In an action to recover damages for personal injuries, the defendant County of Nassau appeals, as limited by its brief, from so much of an order of the Supreme Court, Nassau County (Goldstein, J.), dated October 9, 1992, as denied its motion to dismiss the complaint insofar as it is asserted against it.
Ordered that the order is reversed insofar as appealed from, on the law, with costs, and the complaint is dismissed insofar as it is asserted against the defendant County of Nassau.
The plaintiff failed to serve a timely complaint in response to the notice of appearance and demand for a complaint of the defendant County of Nassau (hereinafter County). The complaint, when it was finally served, was more than two months late. The County rejected it as untimely and did not interpose an answer. The plaintiff then moved for a default judgment, and the County cross-moved to dismiss the complaint insofar as it is asserted against it. The Supreme Court denied both *587motions. We disagree with regard to the County’s cross motion.
The plaintiffs proffered excuse for untimely service of the complaint was that it had misplaced the County’s notice of appearance and demand for a complaint. This excuse is legally insufficient (see, Robinson v New York City Tr. Auth., 203 AD2d 351; Egan v Federated Dept. Stores, 108 AD2d 718; compare, Scott v Allstate Ins. Co., 124 AD2d 481).

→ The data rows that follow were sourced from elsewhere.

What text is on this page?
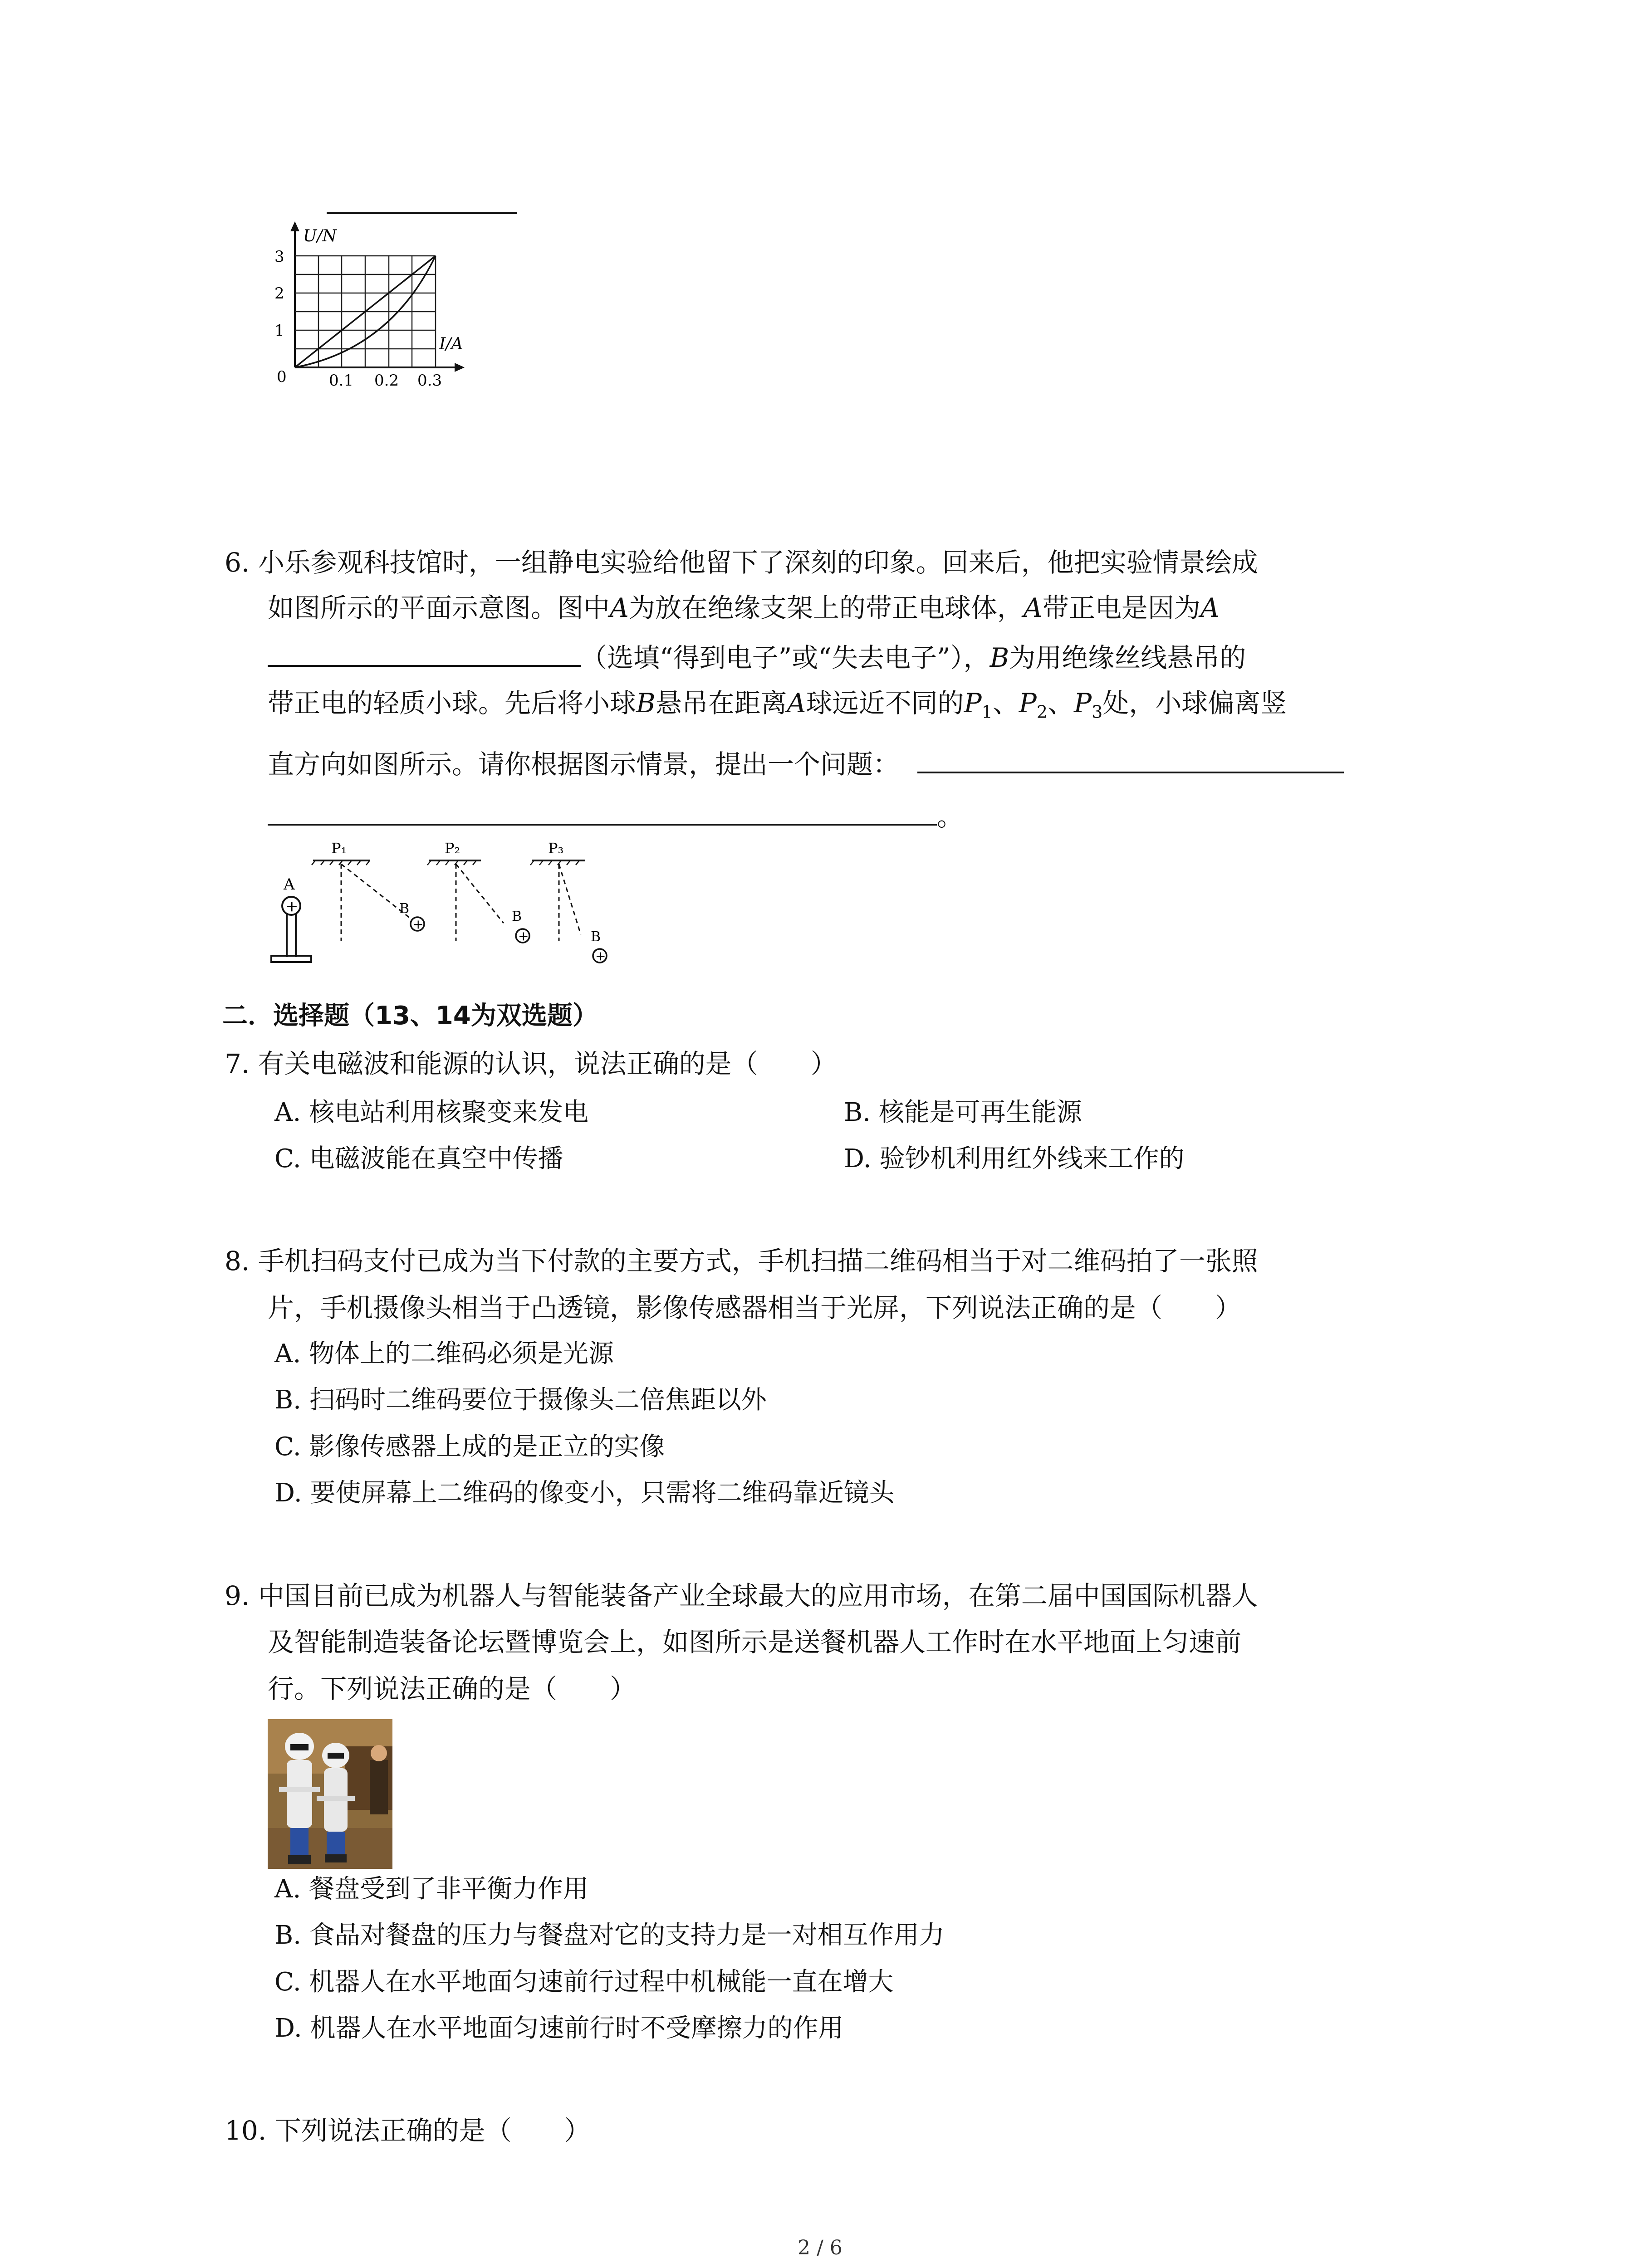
U/N
I/A
0
1
2
3
0.1 0.2 0.3
6. 小乐参观科技馆时，一组静电实验给他留下了深刻的印象。回来后，他把实验情景绘成
如图所示的平面示意图。图中A为放在绝缘支架上的带正电球体，A带正电是因为A
（选填“得到电子”或“失去电子”），B为用绝缘丝线悬吊的
带正电的轻质小球。先后将小球B悬吊在距离A球远近不同的$P_1$、$P_2$、$P_3$处，小球偏离竖
直方向如图所示。请你根据图示情景，提出一个问题：
。
+
A
P₁
B
+
P₂
B
+
P₃
B
+
二．选择题（13、14为双选题）
7. 有关电磁波和能源的认识，说法正确的是（　　）
A. 核电站利用核聚变来发电	B. 核能是可再生能源
C. 电磁波能在真空中传播	D. 验钞机利用红外线来工作的
8. 手机扫码支付已成为当下付款的主要方式，手机扫描二维码相当于对二维码拍了一张照
片，手机摄像头相当于凸透镜，影像传感器相当于光屏，下列说法正确的是（　　）
A. 物体上的二维码必须是光源
B. 扫码时二维码要位于摄像头二倍焦距以外
C. 影像传感器上成的是正立的实像
D. 要使屏幕上二维码的像变小，只需将二维码靠近镜头
9. 中国目前已成为机器人与智能装备产业全球最大的应用市场，在第二届中国国际机器人
及智能制造装备论坛暨博览会上，如图所示是送餐机器人工作时在水平地面上匀速前
行。下列说法正确的是（　　）
A. 餐盘受到了非平衡力作用
B. 食品对餐盘的压力与餐盘对它的支持力是一对相互作用力
C. 机器人在水平地面匀速前行过程中机械能一直在增大
D. 机器人在水平地面匀速前行时不受摩擦力的作用
10. 下列说法正确的是（　　）
2 / 6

Moreover, the plaintiff failed to show that there is legal merit to his allegation that the County had negligently failed to install traffic control devices at the site of the accident. There is no evidence in the record of a causal connection between the County’s alleged failure and the accident. Even assuming that there were such a causal connection, the decision whether or not to install traffic control devices is a discretionary governmental function, which would not result in liability on the part of the County (see, Pizzi v City of New York, 156 AD2d 438; Cimino v City of New York, 54 AD2d 843, affd 43 NY2d 966). Bracken, J. P., Miller, Copertino, Santucci and Altman, JJ., concur.